Por anos, tem-se pensado que a arqueologia é uma ciência estagnada no tempo, em que as únicas ferramentas são a colher de pedreiro e um pincel. Mas há décadas, a arqueologia tem feito uso de tecnologia de ponta, não só para coletar dados, mas também para auxiliar nas interpretações de artefatos. Temos a tomografia para examinar múmias e visualizar o interior de alguns objetos, fotografias de satélites para ajudar não apenas na identificação de sítios arqueológicos, mas também daqueles destruídos por saqueadores, robôs já foram utilizados para explorar o interior de pequenas câmaras em pirâmides... Assim, a IA acaba sendo apenas mais uma "ferramenta tecnológica" entrando nessa lista.

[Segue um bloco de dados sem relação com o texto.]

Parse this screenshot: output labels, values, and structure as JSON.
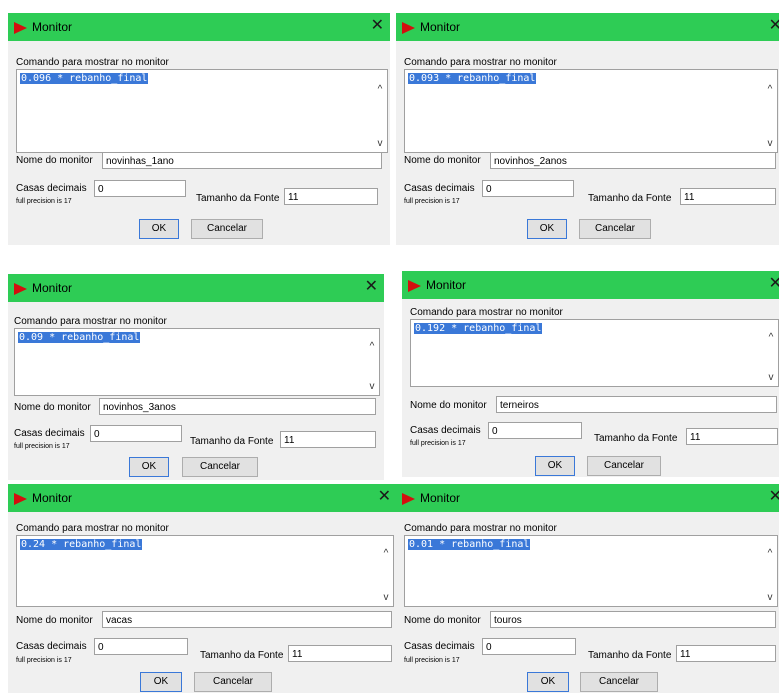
{
  "common": {
    "title": "Monitor",
    "command_label": "Comando para mostrar no monitor",
    "name_label": "Nome do monitor",
    "decimals_label": "Casas decimais",
    "font_size_label": "Tamanho da Fonte",
    "precision_note": "full precision is 17",
    "ok_label": "OK",
    "cancel_label": "Cancelar",
    "close_glyph": "✕",
    "scroll_up_glyph": "^",
    "scroll_down_glyph": "v"
  },
  "dialogs": [
    {
      "command": "0.096 * rebanho_final",
      "name": "novinhas_1ano",
      "decimals": "0",
      "font_size": "11"
    },
    {
      "command": "0.093 * rebanho_final",
      "name": "novinhos_2anos",
      "decimals": "0",
      "font_size": "11"
    },
    {
      "command": "0.09 * rebanho_final",
      "name": "novinhos_3anos",
      "decimals": "0",
      "font_size": "11"
    },
    {
      "command": "0.192 * rebanho_final",
      "name": "terneiros",
      "decimals": "0",
      "font_size": "11"
    },
    {
      "command": "0.24 * rebanho_final",
      "name": "vacas",
      "decimals": "0",
      "font_size": "11"
    },
    {
      "command": "0.01 * rebanho_final",
      "name": "touros",
      "decimals": "0",
      "font_size": "11"
    }
  ],
  "colors": {
    "title_bar": "#2ecc55",
    "arrow": "#d40f0f",
    "selection": "#3a78d8"
  }
}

Além da leitura de documentos antigos, o que mais a IA pode fazer pela arqueologia?
Seria interessante utilizar a IA para processar grandes volumes de dados acumulados por décadas de investigações, e não duvido que alguém já esteja pensando nisso. No momento, ela está sendo usada na detecção de potenciais sítios arqueológicos pelo uso de imagens de satélites. Isso já vem ocorrendo por meio do sensoriamento remoto, em vez de depender totalmente do "olhômetro", é possível treinar um modelo para detectar locais potenciais para escavação (ou preservação) em áreas isoladas, como uma floresta ou o meio do deserto. A IA também tem sido usada para processar grandes volumes de dados capturados por algumas ferramentas. Há anos, uma equipe japonesa trabalha na Grande Pirâmide, utilizando tecnologia de múons (partículas subatômicas) para procurar por câmaras ocultas. Com o extenso volume de dados processados, teve certeza de que existia um corredor até então desconhecido perto da entrada da Grande Pirâmide. No Brasil, há potencial para uso de IA em descobertas históricas e arqueológicas. A IA poderia ser utilizada também para detectar padrões nos registros rupestres espalhados pelo país ou para detectar artefatos pelo território.

Já está em curso no país?
No momento, no Brasil, a IA tem auxiliado nas buscas por sítios arqueológicos na floresta amazônica por meio do Lidar (sensor remoto que captura dados), o que permitiu aos pesquisadores a identificação de geóglifos (grandes figuras em material geológico), valas defensivas, canais de irrigação e possíveis praças que estão escondidas pela floresta, que foram construídas há séculos. A IA tem servido para processar grande volume de dados, além de identificar padrões. Sem contar que a implementação de documentação 3D de artefatos e documentos históricos, a exemplo da fotogrametria, não deixa de usar IA.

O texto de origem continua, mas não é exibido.